Probi probiotic demonstrates potential in shaping infant gut microbiome
A dose of Lactiplantibacillus plantarum HEAL9 and Lacticaseibacillus rhamnosus 271 given to infants for eight weeks increased strain levels in faecal samples suggesting the probiotic blend was well tolerated.
Published in Nature Pediatric Research, Titti Niskanen, Director R&D & Clinical Operations at Probi comments that whilst L. plantarum is a species seldom analysed in newborns, it could be detected in 25% of the subjects before administration.
“The L. plantarum and L. rhamnosus strains establish well in the intestine of the newborns and are safe,” Niskanen points out.
“Intake of the study product was safe and did not result in any adverse effects on growth and infant behaviour.
“Furthermore, the study suggests that the two strains might have immune-supporting effects, as none of the newborns in the probiotic group experienced an upper respiratory tract infection (URTI) while 25% in the placebo group suffered from an infection during the study.” Niskanen adds.
The parallel, double blind randomised, placebo-controlled pilot study began by enrolling thirty-six healthy infants, aged 4–83 days (mean age 41 days).
These infants were given a daily supplementation of probiotics (Lactiplantibacillus plantarum HEAL9 and Lacticaseibacillus rhamnosus 271, 109 CFU (colony-forming units)) or placebo for eight weeks.
Results revealed an absence of differences between the groups in growth parameters, adverse events and intestinal performance.
Additional analysis revealed faecal levels of L. plantarum, L. rhamnosus and lactobacilli increased after the intake and were significantly higher compared with the placebo group after four and eight weeks
The researchers from Probi and Lund University in Sweden added that the faecal microbial diversity was similar in the two groups at the end of the study.
“Safety data are necessary for marketing and sales of probiotic strains, in particular targeting infants or young children, but also for products targeting adults and sensitive populations,” comments Tom Rönnlund, Probi’s CEO.
“This study adds to our knowledge of probiotics in newborns and children, and we will evaluate further investigations in the health benefits in infants,” he adds.
Despite the immaturity of the infant gut microbiome, a number of studies have suggested a positive outcome to giving infants probiotic bacteria early on in life.
Probiotics may be beneficial to children with colic since these children seem to be less colonised by the genus Lactobacillus and also seem to have a less diverse faecal microbiota.
Supplementation with probiotics could also reduce the risk of developing coeliac disease and other autoimmune diseases, as well as gastrointestinal infections.
ESPGHAN review & comment
In 2011, the European Society for Paediatric Gastroenterology, Hepatology, and Nutrition wrote that giving probiotics to healthy infants did not raise concerns regarding the growth and adverse effects.
However, the committee also added the safety of new probiotic bacterial strains cannot be extrapolated from other already investigated strains.
Strains of L. rhamnosus have been used as probiotics for infants and children in a number of probiotic products, marketed in many countries.
One of the most studied strains is L. rhamnosus GG, a favourite of companies such as Chr.
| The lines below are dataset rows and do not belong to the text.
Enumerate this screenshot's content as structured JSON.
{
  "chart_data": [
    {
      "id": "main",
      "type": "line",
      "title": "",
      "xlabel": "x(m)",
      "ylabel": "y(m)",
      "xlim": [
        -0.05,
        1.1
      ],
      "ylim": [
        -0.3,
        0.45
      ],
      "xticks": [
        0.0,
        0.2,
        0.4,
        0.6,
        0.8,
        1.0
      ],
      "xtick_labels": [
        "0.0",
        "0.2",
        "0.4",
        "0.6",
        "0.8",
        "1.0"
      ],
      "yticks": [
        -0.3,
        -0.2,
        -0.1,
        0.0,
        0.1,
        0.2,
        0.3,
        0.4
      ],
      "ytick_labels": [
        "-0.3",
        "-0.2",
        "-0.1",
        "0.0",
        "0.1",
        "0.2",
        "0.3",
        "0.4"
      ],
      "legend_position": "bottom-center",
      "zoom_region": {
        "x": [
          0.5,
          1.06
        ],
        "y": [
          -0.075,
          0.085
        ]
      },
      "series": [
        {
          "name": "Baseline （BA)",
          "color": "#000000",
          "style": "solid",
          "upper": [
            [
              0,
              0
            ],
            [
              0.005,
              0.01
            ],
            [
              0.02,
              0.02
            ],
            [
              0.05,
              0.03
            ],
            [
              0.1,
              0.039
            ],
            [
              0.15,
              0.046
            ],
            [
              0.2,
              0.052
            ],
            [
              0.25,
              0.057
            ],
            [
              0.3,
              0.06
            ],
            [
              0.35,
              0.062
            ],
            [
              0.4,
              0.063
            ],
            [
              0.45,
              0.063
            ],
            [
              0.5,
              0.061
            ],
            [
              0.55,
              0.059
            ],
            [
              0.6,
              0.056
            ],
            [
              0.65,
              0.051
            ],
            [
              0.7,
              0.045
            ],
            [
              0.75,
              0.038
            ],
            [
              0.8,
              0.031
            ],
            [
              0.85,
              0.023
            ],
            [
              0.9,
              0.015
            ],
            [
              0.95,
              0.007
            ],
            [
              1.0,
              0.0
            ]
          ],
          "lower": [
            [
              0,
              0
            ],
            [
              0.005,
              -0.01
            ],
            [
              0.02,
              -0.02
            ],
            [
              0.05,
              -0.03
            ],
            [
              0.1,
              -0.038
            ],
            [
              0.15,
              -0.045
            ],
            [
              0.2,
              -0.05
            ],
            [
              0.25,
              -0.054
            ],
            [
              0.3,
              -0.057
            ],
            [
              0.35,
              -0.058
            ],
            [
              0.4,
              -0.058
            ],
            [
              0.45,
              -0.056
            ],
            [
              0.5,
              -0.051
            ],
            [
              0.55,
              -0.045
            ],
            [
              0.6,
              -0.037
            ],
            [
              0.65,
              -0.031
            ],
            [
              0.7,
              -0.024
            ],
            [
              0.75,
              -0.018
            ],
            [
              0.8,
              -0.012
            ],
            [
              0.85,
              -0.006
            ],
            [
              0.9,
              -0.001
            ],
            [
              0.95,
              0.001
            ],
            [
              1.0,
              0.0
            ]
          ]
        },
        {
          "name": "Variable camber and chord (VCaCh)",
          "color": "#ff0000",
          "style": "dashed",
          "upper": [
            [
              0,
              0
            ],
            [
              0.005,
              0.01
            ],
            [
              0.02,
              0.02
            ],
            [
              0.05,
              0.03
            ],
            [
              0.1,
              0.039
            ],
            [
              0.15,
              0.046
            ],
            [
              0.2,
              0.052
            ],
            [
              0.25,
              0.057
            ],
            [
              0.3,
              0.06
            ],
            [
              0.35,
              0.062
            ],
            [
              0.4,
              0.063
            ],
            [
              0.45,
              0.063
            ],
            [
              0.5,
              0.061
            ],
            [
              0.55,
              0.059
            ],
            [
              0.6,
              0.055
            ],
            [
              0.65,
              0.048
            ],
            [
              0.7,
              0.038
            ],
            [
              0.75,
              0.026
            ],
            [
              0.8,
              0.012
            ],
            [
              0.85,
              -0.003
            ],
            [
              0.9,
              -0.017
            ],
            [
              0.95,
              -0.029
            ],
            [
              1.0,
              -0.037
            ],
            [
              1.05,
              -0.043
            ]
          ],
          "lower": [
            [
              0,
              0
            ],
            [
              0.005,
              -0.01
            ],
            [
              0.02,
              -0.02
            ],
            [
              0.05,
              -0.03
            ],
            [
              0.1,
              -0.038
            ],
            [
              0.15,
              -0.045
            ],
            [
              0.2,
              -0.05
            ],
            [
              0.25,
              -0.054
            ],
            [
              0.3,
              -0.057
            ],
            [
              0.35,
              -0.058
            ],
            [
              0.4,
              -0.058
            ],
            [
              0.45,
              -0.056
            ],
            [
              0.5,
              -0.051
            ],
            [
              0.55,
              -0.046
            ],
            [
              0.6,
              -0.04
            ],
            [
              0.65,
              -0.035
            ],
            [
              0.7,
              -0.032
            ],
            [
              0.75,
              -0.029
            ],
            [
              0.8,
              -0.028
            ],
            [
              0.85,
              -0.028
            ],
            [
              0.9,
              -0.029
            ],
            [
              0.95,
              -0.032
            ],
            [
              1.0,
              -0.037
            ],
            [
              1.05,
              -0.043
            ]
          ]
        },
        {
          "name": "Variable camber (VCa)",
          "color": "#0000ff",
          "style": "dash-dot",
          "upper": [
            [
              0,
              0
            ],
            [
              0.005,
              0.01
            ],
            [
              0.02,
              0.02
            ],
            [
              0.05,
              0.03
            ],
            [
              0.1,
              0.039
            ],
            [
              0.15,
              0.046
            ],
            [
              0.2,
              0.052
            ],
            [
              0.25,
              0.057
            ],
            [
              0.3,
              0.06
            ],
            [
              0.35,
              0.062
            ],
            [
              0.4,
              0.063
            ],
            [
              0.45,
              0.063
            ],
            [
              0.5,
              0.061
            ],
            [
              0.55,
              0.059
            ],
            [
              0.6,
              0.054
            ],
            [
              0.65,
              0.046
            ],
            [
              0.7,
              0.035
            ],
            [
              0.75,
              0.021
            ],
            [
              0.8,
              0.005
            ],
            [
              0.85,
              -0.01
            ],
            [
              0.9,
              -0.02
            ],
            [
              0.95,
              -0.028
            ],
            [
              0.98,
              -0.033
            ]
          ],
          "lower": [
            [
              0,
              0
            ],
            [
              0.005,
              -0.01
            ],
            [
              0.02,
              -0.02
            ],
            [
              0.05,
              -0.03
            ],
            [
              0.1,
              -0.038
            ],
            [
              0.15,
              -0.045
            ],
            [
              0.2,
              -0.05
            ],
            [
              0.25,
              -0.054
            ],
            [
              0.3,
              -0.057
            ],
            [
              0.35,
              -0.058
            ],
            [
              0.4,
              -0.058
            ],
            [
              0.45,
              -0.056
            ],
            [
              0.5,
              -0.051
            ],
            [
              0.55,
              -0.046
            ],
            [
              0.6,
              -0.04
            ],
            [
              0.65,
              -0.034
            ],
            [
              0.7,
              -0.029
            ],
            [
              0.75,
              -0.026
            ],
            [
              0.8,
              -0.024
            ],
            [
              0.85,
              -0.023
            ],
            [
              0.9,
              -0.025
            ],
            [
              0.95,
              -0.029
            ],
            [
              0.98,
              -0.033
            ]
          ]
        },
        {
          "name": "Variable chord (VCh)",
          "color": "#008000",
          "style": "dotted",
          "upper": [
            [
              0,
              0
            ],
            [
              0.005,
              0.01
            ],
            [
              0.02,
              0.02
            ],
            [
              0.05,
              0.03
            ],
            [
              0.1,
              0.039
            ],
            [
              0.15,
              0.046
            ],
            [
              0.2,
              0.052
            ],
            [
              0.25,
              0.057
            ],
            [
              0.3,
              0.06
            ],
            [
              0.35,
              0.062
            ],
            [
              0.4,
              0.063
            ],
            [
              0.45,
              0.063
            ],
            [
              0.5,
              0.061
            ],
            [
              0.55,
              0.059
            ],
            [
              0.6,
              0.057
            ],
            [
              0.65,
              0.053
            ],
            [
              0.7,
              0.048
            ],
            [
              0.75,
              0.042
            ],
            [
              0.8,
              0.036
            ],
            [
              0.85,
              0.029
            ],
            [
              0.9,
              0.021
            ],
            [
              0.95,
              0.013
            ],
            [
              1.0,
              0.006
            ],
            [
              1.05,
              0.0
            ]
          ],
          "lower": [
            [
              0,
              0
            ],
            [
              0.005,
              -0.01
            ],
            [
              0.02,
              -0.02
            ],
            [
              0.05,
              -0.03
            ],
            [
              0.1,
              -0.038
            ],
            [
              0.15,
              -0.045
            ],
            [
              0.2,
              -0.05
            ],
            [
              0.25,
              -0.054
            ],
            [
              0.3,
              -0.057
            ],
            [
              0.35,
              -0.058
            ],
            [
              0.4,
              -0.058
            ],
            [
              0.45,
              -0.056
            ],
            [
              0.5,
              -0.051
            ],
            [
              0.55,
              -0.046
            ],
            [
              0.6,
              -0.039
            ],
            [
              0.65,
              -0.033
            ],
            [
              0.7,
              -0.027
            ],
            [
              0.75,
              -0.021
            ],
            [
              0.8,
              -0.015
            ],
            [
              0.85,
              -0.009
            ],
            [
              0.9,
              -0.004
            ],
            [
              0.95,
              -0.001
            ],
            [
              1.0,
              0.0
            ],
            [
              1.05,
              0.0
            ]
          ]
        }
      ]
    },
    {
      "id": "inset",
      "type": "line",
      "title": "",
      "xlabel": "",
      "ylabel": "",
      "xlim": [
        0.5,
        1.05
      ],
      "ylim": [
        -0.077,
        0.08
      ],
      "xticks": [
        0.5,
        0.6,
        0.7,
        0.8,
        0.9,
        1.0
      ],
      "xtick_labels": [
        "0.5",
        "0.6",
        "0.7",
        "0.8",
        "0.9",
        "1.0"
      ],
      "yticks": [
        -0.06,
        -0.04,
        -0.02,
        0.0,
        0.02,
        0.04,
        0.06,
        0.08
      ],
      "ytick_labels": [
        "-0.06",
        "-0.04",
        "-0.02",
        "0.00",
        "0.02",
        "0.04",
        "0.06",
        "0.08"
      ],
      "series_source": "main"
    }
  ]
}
Hansen and has been extensively studied across in newborns, preterm infants, children, pregnant women, adults and in the elderly, with no safety issues.
The specific L. rhamnosus strain investigated in this study, L. rhamnosus 271 (DSM (Deutsche Sammlung von Mikroorganismen) 6594), has also been studied in several human trials in adult subjects without any reported adverse events.
Probi added that the developed formulation would go on to be used for further evaluation for clinical efficacy in infants.
Source: Nature Pediatric Research
Published online: doi.org/10.1038/s41390-021-01678-1
“New Lactiplantibacillus plantarum and Lacticaseibacillus rhamnosus strains: well tolerated and improve infant microbiota.”